あたしは照れながら「うん」と答えた。シャルルはあたしを離すとクスッと笑って頬を撫でた。
「赤くなってる」
「いつまでたってもこういうのは慣れないのよ」
あたしが照れながら言うと、
「いつもはもっと触れ合っているのに?」
シャルルは妖しげな光を青灰色の瞳に宿してまっすぐにあたしを見つめる。
「や、やめてよ~」
あたしは数々のシャルルとの触れ合いを思い出し、更に顔を赤くした。
「何を思い出しているの?」
「もう~やだ、シャルルのバカ。じゃあね」
あたしは逃げるように執務室をあとにした。
シャルルみたいに素敵な人にあんな風にされたら誰だって照れるわよ。あたしはブツブツ言いながら一人、部屋に戻った。
久しぶりに外に出てあちこち見て歩いたせいか何だか眠くなってきてソファにゴロンと横になった。
微睡みの中、アネットのイルカのことを思い出した。
結局アネットはミシェルの所へ立ち寄らずに帰ってしまったけど今度来る時にでも渡すつもりなのかな。
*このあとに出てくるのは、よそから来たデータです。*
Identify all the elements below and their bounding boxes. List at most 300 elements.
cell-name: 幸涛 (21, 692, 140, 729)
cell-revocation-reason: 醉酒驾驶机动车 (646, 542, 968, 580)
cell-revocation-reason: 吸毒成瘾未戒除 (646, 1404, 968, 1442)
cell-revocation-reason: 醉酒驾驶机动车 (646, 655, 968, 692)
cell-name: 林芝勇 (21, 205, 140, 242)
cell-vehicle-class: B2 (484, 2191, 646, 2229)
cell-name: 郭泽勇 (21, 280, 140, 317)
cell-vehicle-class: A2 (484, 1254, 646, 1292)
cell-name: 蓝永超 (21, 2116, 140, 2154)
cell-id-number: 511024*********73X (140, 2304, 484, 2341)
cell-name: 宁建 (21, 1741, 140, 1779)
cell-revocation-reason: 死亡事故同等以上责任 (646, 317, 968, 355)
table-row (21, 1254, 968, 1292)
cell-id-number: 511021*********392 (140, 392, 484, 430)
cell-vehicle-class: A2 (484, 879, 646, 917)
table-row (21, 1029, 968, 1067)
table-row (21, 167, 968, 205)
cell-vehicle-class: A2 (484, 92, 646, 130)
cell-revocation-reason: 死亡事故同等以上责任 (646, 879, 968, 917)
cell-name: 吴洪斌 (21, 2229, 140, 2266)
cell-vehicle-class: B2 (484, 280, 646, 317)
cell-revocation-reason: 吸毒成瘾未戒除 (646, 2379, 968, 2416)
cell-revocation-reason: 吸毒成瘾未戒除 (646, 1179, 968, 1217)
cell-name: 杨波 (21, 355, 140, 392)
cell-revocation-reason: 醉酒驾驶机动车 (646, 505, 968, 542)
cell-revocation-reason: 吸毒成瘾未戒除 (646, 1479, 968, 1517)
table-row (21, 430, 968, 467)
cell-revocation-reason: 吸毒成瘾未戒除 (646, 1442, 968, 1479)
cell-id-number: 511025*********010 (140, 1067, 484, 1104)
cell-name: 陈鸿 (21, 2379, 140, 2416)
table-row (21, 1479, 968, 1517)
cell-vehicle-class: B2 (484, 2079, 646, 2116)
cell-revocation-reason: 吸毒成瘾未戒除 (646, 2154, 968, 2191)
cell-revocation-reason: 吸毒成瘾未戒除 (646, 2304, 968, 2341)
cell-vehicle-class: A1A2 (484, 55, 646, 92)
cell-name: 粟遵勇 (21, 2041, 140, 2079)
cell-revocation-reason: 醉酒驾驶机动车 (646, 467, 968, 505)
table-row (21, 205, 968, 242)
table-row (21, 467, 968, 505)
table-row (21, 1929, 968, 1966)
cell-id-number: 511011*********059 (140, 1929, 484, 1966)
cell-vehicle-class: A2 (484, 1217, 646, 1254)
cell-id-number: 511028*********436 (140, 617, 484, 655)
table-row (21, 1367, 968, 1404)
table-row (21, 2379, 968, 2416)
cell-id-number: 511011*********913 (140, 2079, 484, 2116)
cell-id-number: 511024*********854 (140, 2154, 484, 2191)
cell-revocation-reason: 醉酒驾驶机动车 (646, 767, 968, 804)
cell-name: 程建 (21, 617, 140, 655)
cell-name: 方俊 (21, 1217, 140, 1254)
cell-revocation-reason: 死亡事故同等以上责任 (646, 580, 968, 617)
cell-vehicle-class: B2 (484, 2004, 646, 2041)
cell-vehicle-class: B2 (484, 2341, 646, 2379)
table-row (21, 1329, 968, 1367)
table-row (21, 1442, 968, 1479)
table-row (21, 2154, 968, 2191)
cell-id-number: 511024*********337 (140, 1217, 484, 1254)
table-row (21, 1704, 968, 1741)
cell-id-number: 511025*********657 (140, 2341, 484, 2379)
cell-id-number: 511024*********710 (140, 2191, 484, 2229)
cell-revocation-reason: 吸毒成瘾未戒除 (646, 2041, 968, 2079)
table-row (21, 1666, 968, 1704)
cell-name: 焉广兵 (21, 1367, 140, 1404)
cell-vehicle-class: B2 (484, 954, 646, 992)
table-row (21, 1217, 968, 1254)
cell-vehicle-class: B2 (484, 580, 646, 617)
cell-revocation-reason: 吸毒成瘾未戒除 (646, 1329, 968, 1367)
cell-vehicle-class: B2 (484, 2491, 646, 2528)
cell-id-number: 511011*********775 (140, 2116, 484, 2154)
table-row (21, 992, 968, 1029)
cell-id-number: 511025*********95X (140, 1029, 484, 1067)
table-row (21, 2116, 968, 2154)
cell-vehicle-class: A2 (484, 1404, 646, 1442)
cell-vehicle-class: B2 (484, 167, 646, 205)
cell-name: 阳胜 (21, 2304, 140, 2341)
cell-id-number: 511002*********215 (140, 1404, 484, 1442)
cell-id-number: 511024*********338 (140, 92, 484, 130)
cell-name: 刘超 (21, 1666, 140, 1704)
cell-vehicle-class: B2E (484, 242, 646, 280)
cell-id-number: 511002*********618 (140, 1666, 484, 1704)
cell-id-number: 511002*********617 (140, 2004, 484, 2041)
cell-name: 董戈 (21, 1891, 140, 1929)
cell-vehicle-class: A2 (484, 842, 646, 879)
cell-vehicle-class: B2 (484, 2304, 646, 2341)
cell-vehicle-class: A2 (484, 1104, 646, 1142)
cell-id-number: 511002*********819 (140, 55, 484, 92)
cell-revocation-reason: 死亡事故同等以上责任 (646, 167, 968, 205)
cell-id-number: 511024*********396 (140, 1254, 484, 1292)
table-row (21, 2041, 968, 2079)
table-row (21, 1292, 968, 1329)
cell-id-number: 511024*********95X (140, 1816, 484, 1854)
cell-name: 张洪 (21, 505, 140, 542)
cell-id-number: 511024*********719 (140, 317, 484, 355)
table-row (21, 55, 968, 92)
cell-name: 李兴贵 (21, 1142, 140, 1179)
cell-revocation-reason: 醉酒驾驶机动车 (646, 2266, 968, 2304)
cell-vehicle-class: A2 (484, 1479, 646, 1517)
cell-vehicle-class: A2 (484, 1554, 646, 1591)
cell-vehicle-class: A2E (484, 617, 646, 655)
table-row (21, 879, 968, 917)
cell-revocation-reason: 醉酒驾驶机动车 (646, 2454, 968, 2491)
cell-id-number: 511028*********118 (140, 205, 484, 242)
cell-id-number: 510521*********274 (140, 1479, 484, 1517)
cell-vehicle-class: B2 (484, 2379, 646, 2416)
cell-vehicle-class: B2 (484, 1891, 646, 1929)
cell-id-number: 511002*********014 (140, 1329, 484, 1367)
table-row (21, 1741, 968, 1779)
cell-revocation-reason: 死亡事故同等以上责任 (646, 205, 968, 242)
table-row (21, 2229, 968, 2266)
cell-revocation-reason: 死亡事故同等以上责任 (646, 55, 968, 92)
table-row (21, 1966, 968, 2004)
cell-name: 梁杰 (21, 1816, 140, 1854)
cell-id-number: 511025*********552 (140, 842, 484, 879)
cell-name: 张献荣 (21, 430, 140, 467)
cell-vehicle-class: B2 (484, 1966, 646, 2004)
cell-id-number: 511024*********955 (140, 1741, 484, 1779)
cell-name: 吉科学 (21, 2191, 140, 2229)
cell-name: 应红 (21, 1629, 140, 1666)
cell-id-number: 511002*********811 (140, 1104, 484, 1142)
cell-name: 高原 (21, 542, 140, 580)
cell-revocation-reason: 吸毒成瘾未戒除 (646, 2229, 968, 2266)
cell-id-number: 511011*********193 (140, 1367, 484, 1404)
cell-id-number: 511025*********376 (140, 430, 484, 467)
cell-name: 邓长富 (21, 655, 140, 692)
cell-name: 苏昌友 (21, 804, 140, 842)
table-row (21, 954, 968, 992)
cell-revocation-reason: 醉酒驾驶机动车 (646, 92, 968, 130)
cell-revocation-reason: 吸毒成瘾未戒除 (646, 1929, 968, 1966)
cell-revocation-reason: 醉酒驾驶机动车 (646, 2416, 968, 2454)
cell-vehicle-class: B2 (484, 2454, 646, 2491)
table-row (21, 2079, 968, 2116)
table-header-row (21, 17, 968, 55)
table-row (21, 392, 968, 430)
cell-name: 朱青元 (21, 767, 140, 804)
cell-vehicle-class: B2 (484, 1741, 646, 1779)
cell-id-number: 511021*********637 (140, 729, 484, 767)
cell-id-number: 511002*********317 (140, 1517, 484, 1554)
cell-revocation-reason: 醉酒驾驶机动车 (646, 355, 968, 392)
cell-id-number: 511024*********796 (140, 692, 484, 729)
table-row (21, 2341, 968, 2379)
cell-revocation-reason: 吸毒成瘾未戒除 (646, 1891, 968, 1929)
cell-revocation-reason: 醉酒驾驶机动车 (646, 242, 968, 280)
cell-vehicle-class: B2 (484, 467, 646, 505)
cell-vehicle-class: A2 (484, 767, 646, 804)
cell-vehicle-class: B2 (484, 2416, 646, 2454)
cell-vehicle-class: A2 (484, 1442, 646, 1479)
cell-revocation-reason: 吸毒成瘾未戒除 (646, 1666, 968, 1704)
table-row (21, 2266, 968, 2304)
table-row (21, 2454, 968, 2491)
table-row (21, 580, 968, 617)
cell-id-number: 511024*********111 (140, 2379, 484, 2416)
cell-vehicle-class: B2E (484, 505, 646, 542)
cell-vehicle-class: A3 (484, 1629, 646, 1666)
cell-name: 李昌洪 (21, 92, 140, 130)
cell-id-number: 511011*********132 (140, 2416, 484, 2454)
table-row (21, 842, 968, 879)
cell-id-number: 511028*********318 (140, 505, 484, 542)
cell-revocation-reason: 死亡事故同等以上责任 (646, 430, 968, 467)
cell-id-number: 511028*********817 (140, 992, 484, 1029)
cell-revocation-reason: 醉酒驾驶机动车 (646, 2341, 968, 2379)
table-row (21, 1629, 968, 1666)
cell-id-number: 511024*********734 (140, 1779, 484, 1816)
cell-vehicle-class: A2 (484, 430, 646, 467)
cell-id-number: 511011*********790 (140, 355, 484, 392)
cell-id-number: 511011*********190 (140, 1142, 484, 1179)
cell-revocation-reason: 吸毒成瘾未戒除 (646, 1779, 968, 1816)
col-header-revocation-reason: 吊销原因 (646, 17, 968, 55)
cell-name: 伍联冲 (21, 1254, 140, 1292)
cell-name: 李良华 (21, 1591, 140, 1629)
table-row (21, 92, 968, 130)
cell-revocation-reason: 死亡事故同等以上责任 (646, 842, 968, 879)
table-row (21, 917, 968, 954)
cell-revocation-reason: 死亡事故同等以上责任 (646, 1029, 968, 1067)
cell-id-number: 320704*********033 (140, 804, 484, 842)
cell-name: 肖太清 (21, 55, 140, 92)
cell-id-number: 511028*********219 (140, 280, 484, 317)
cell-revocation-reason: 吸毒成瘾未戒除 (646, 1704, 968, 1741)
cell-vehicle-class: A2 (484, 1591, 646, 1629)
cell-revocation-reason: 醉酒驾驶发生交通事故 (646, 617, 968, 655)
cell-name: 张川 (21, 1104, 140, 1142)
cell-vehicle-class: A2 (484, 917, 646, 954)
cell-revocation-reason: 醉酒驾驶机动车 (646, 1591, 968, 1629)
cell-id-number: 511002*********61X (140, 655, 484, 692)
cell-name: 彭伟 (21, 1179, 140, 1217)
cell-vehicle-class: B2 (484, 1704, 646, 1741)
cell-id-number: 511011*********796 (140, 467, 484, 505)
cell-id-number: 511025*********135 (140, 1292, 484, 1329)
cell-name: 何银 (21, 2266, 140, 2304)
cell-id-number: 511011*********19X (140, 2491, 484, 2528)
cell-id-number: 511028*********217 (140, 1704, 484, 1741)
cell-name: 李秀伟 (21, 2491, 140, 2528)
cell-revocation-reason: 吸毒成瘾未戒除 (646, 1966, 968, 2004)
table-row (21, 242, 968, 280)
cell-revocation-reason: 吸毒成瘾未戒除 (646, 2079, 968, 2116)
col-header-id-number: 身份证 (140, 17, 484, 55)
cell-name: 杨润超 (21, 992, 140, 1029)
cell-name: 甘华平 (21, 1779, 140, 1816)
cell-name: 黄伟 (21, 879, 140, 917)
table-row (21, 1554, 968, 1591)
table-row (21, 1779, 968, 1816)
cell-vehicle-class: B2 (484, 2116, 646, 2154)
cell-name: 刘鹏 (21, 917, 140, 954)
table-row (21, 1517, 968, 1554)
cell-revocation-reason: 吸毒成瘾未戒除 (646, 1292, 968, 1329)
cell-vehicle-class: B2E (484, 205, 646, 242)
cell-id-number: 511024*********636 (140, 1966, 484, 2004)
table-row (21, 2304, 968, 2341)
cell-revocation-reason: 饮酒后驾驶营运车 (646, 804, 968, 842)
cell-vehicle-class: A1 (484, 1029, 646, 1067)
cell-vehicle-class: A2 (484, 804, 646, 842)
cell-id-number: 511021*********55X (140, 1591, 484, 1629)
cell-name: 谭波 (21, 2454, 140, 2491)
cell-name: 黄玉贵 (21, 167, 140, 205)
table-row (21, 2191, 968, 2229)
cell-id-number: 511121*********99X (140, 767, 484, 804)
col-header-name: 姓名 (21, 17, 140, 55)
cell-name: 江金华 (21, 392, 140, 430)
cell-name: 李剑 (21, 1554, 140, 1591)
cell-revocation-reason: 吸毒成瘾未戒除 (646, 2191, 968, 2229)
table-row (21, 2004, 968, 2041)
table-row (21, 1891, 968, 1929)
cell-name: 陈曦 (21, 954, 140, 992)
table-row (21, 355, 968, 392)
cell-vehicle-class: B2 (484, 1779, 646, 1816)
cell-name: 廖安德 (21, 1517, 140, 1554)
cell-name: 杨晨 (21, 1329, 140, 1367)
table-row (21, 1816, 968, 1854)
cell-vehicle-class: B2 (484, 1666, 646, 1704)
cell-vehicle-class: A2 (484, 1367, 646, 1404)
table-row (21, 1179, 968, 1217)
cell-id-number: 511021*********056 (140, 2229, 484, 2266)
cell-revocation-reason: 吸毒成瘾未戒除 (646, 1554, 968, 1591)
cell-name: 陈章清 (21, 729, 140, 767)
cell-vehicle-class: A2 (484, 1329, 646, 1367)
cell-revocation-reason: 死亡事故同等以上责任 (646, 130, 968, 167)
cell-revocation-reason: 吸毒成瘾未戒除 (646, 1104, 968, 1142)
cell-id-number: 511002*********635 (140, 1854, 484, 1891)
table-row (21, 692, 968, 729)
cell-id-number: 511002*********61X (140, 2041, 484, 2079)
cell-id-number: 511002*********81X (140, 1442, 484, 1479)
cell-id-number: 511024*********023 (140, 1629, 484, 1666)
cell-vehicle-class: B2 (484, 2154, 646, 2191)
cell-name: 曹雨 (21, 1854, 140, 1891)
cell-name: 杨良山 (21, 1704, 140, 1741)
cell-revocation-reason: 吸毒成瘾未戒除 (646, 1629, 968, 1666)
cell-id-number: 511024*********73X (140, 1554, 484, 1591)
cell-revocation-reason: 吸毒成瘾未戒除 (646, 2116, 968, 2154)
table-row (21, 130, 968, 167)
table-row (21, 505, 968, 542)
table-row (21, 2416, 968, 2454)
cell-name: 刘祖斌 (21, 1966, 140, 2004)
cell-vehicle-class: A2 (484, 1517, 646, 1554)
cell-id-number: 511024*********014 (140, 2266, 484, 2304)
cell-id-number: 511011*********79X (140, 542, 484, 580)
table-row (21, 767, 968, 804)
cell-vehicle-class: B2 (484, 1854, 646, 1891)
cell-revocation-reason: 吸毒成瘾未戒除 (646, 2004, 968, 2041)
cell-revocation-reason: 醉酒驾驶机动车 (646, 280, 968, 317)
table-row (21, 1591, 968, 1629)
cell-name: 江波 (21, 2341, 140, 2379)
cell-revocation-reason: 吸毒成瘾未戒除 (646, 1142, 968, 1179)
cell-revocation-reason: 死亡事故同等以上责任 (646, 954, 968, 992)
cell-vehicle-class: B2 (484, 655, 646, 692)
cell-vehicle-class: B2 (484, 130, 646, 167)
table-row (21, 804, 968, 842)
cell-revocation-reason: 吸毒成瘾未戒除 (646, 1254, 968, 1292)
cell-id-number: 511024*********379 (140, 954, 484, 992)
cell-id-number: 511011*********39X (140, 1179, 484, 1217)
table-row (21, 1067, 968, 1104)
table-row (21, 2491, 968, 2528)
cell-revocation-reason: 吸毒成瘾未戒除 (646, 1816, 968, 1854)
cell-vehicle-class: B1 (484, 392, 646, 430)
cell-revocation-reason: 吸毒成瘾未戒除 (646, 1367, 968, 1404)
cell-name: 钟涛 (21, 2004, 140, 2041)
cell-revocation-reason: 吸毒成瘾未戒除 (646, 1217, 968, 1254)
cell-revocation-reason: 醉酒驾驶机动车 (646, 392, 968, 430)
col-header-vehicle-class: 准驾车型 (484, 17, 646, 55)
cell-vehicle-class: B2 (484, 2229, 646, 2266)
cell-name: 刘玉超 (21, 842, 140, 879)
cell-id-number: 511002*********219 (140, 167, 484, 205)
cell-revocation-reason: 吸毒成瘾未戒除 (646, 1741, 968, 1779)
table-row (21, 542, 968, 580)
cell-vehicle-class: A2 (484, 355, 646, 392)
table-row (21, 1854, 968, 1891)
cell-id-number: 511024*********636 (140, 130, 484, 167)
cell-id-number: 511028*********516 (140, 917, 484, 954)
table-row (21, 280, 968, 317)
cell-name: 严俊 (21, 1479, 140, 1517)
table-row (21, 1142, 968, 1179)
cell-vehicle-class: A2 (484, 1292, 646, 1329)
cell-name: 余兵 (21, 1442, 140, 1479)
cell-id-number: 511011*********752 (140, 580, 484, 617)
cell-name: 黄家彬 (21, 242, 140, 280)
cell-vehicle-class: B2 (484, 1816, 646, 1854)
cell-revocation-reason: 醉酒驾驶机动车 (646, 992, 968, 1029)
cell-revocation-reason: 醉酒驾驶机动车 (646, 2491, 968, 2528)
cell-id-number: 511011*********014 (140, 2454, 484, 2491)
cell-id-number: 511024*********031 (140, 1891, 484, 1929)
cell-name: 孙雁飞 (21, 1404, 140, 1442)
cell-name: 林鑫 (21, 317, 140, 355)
そういえばもらってくれるか心配だって言ってたけど、あたしからそれとなくミシェルに聞いてみようかな。
思い立ったが吉日よ。
あたしはガバッと起き上がりミシェルがどこにいるのかを執事さんに聞いてみた。
「ミシェル様はパリ郊外にある関連会社へ視察に行っておりますが、まもなくお戻りになる予定でございます」
「わかったわ。じゃあ、ミシェルが戻ったら教えてちょうだい」
「かしこまりました」
さて、ミシェルが戻るまでの間に一眠りしよう。あたしは再びソファに横になり目をつぶった。